When I was growing up as a gay kid with an intense interest in evolutionary biology in the '80s, I called myself an atheist as a shorthand way of expressing my vehement rejection of theocratic authoritarianism. After slogging through The Tao of Physics and other tomes of invisible pink quantum woowoo, I usually called myself technically agnostic - because while I didn't find the physics arguments particularly persuasive I decided I couldn't absolutely rule them out either. Nowadays I call myself an Easter Bunny agnostic. It's formally possible that God or a talking rabbit who hands out eggs might exist in some multiverse or another.

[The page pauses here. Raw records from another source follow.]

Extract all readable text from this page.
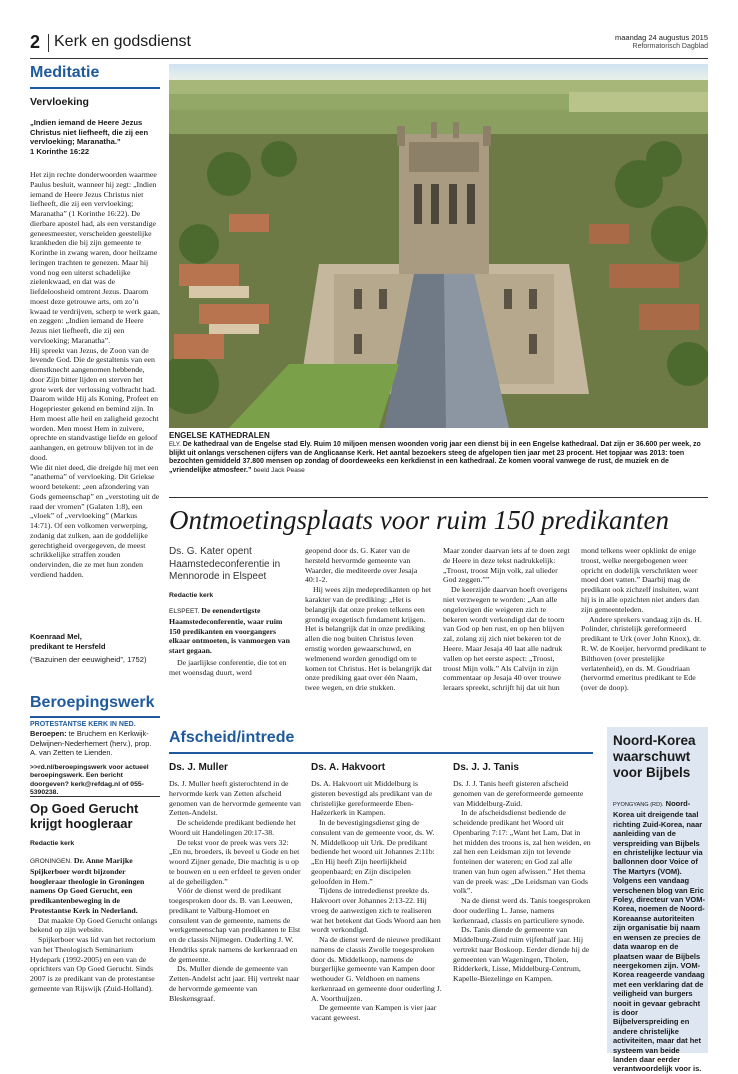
2 Kerk en godsdienst	maandag 24 augustus 2015
Reformatorisch Dagblad
Meditatie
Vervloeking
„Indien iemand de Heere Jezus Christus niet liefheeft, die zij een vervloeking; Maranatha.”
1 Korinthe 16:22

Het zijn rechte donderwoorden waarmee Paulus besluit, wanneer hij zegt: „Indien iemand de Heere Jezus Christus niet liefheeft, die zij een vervloeking; Maranatha” (1 Korinthe 16:22). De dierbare apostel had, als een verstandige geneesmeester, verscheiden geestelijke krankheden die bij zijn gemeente te Korinthe in zwang waren, door heilzame leringen trachten te genezen. Maar hij vond nog een uiterst schadelijke zielenkwaad, en dat was de liefdeloosheid omtrent Jezus. Daarom moest deze getrouwe arts, om zo’n kwaad te verdrijven, scherp te werk gaan, en zeggen: „Indien iemand de Heere Jezus niet liefheeft, die zij een vervloeking; Maranatha”.

Hij spreekt van Jezus, de Zoon van de levende God. Die de gestaltenis van een dienstknecht aangenomen hebbende, door Zijn bitter lijden en sterven het grote werk der verlossing volbracht had. Daarom wilde Hij als Koning, Profeet en Hogepriester gekend en bemind zijn. In Hem moest alle heil en zaligheid gezocht worden. Men moest Hem in zuivere, oprechte en standvastige liefde en geloof aanhangen, en getrouw blijven tot in de dood.

Wie dit niet deed, die dreigde hij met een ”anathema” of vervloeking. Dit Griekse woord betekent: „een afzondering van Gods gemeenschap” en „verstoting uit de raad der vromen” (Galaten 1:8), een „vloek” of „vervloeking” (Markus 14:71). Of een volkomen verwerping, zodanig dat zulken, aan de goddelijke gerechtigheid overgegeven, de meest schrikkelijke straffen zouden ondervinden, die ze met hun zonden verdiend hadden.

Koenraad Mel,
predikant te Hersfeld

(“Bazuinen der eeuwigheid”, 1752)
Beroepingswerk
PROTESTANTSE KERK IN NED.
Beroepen: te Bruchem en Kerkwijk-Delwijnen-Nederhemert (herv.), prop. A. van Zetten te Lienden.
>>rd.nl/beroepingswerk voor actueel beroepingswerk. Een bericht doorgeven? kerk@refdag.nl of 055-5390238.
Op Goed Gerucht krijgt hoogleraar
Redactie kerk

GRONINGEN. Dr. Anne Marijke Spijkerboer wordt bijzonder hoogleraar theologie in Groningen namens Op Goed Gerucht, een predikantenbeweging in de Protestantse Kerk in Nederland.

Dat maakte Op Goed Gerucht onlangs bekend op zijn website.

Spijkerboer was lid van het rectorium van het Theologisch Seminarium Hydepark (1992-2005) en een van de oprichters van Op Goed Gerucht. Sinds 2007 is ze predikant van de protestantse gemeente van Rijswijk (Zuid-Holland).

ENGELSE KATHEDRALEN
ELY. De kathedraal van de Engelse stad Ely. Ruim 10 miljoen mensen woonden vorig jaar een dienst bij in een Engelse kathedraal. Dat zijn er 36.600 per week, zo blijkt uit onlangs verschenen cijfers van de Anglicaanse Kerk. Het aantal bezoekers steeg de afgelopen tien jaar met 23 procent. Het topjaar was 2013: toen bezochten gemiddeld 37.800 mensen op zondag of doordeweeks een kerkdienst in een kathedraal. Ze komen vooral vanwege de rust, de muziek en de „vriendelijke atmosfeer.” beeld Jack Pease
Ontmoetingsplaats voor ruim 150 predikanten
Ds. G. Kater opent Haamstedeconferentie in Mennorode in Elspeet
Redactie kerk

ELSPEET. De eenendertigste Haamstedeconferentie, waar ruim 150 predikanten en voorgangers elkaar ontmoeten, is vanmorgen van start gegaan.

De jaarlijkse conferentie, die tot en met woensdag duurt, werd

geopend door ds. G. Kater van de hersteld hervormde gemeente van Waarder, die mediteerde over Jesaja 40:1-2.

Hij wees zijn medepredikanten op het karakter van de prediking: „Het is belangrijk dat onze preken telkens een grondig exegetisch fundament krijgen. Het is belangrijk dat in onze prediking allen die nog buiten Christus leven ernstig worden gewaarschuwd, en welmenend worden genodigd om te komen tot Christus. Het is belangrijk dat onze prediking gaat over één Naam, twee wegen, en drie stukken.

Maar zonder daarvan iets af te doen zegt de Heere in deze tekst nadrukkelijk: „Troost, troost Mijn volk, zal ulieder God zeggen.””

De keerzijde daarvan hoeft overigens niet verzwegen te worden: „Aan alle ongelovigen die weigeren zich te bekeren wordt verkondigd dat de toorn van God op hen rust, en op hen blijven zal, zolang zij zich niet bekeren tot de Heere. Maar Jesaja 40 laat alle nadruk vallen op het eerste aspect: „Troost, troost Mijn volk.” Als Calvijn in zijn commentaar op Jesaja 40 over trouwe leraars spreekt, schrijft hij dat uit hun

mond telkens weer opklinkt de enige troost, welke neergebogenen weer opricht en dodelijk verschrikten weer moed doet vatten.” Daarbij mag de predikant ook zichzelf insluiten, want hij is in alle opzichten niet anders dan zijn gemeenteleden.

Andere sprekers vandaag zijn ds. H. Polinder, christelijk gereformeerd predikant te Urk (over John Knox), dr. R. W. de Koeijer, hervormd predikant te Bilthoven (over prestelijke verlatenheid), en ds. M. Goudriaan (hervormd emeritus predikant te Ede (over de doop).

Afscheid/intrede
Ds. J. Muller

Ds. J. Muller heeft gisterochtend in de hervormde kerk van Zetten afscheid genomen van de hervormde gemeente van Zetten-Andelst.

De scheidende predikant bediende het Woord uit Handelingen 20:17-38.

De tekst voor de preek was vers 32: „En nu, broeders, ik beveel u Gode en het woord Zijner genade, Die machtig is u op te bouwen en u een erfdeel te geven onder al de geheiligden.”

Vóór de dienst werd de predikant toegesproken door ds. B. van Leeuwen, predikant te Valburg-Homoet en consulent van de gemeente, namens de werkgemeenschap van predikanten te Elst en de classis Nijmegen. Ouderling J. W. Hendriks sprak namens de kerkenraad en de gemeente.

Ds. Muller diende de gemeente van Zetten-Andelst acht jaar. Hij vertrekt naar de hervormde gemeente van Bleskensgraaf.

Ds. A. Hakvoort

Ds. A. Hakvoort uit Middelburg is gisteren bevestigd als predikant van de christelijke gereformeerde Eben-Haëzerkerk in Kampen.

In de bevestigingsdienst ging de consulent van de gemeente voor, ds. W. N. Middelkoop uit Urk. De predikant bediende het woord uit Johannes 2:11b: „En Hij heeft Zijn heerlijkheid geopenbaard; en Zijn discipelen geloofden in Hem.”

Tijdens de intrededienst preekte ds. Hakvoort over Johannes 2:13-22. Hij vroeg de aanwezigen zich te realiseren wat het betekent dat Gods Woord aan hen wordt verkondigd.

Na de dienst werd de nieuwe predikant namens de classis Zwolle toegesproken door ds. Middelkoop, namens de burgerlijke gemeente van Kampen door wethouder G. Veldhoen en namens kerkenraad en gemeente door ouderling J. A. Voorthuijzen.

De gemeente van Kampen is vier jaar vacant geweest.

Ds. J. J. Tanis

Ds. J. J. Tanis heeft gisteren afscheid genomen van de gereformeerde gemeente van Middelburg-Zuid.

In de afscheidsdienst bediende de scheidende predikant het Woord uit Openbaring 7:17: „Want het Lam, Dat in het midden des troons is, zal hen weiden, en zal hen een Leidsman zijn tot levende fonteinen der wateren; en God zal alle tranen van hun ogen afwissen.” Het thema van de preek was: „De Leidsman van Gods volk”.

Na de dienst werd ds. Tanis toegesproken door ouderling L. Janse, namens kerkenraad, classis en particuliere synode.

Ds. Tanis diende de gemeente van Middelburg-Zuid ruim vijfenhalf jaar. Hij vertrekt naar Boskoop. Eerder diende hij de gemeenten van Wageningen, Tholen, Ridderkerk, Lisse, Middelburg-Centrum, Kapelle-Biezelinge en Kampen.

Noord-Korea waarschuwt voor Bijbels
PYONGYANG (RD). Noord-Korea uit dreigende taal richting Zuid-Korea, naar aanleiding van de verspreiding van Bijbels en christelijke lectuur via ballonnen door Voice of The Martyrs (VOM). Volgens een vandaag verschenen blog van Eric Foley, directeur van VOM-Korea, noemen de Noord-Koreaanse autoriteiten zijn organisatie bij naam en wensen ze precies de data waarop en de plaatsen waar de Bijbels neergekomen zijn. VOM-Korea reageerde vandaag met een verklaring dat de veiligheid van burgers nooit in gevaar gebracht is door Bijbelverspreiding en andere christelijke activiteiten, maar dat het systeem van beide landen daar eerder verantwoordelijk voor is.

My ultimate realization has been that my problem with theocratic authoritarianism was never really about the theism, it was always the authoritarianism that bothered me. The older I get the more I realize I have what feels like an innate leaning toward egalitarian philosophy. And I note that egalitarianism isn't all sweetness and light - there's an element of my mindset where I see Christian fascists smugly prancing around and insisting that their holy boot belongs on my heathen neck - and then there's like a reflex arc where I angrily think who the F do these mofos think they are. It's a nasty feeling that can easily get out of hand. Mostly I do my best to convince myself that the fundies don't have anything useful to say and I try to just ignore them and focus on things I find interesting and/or things I can actually do something about.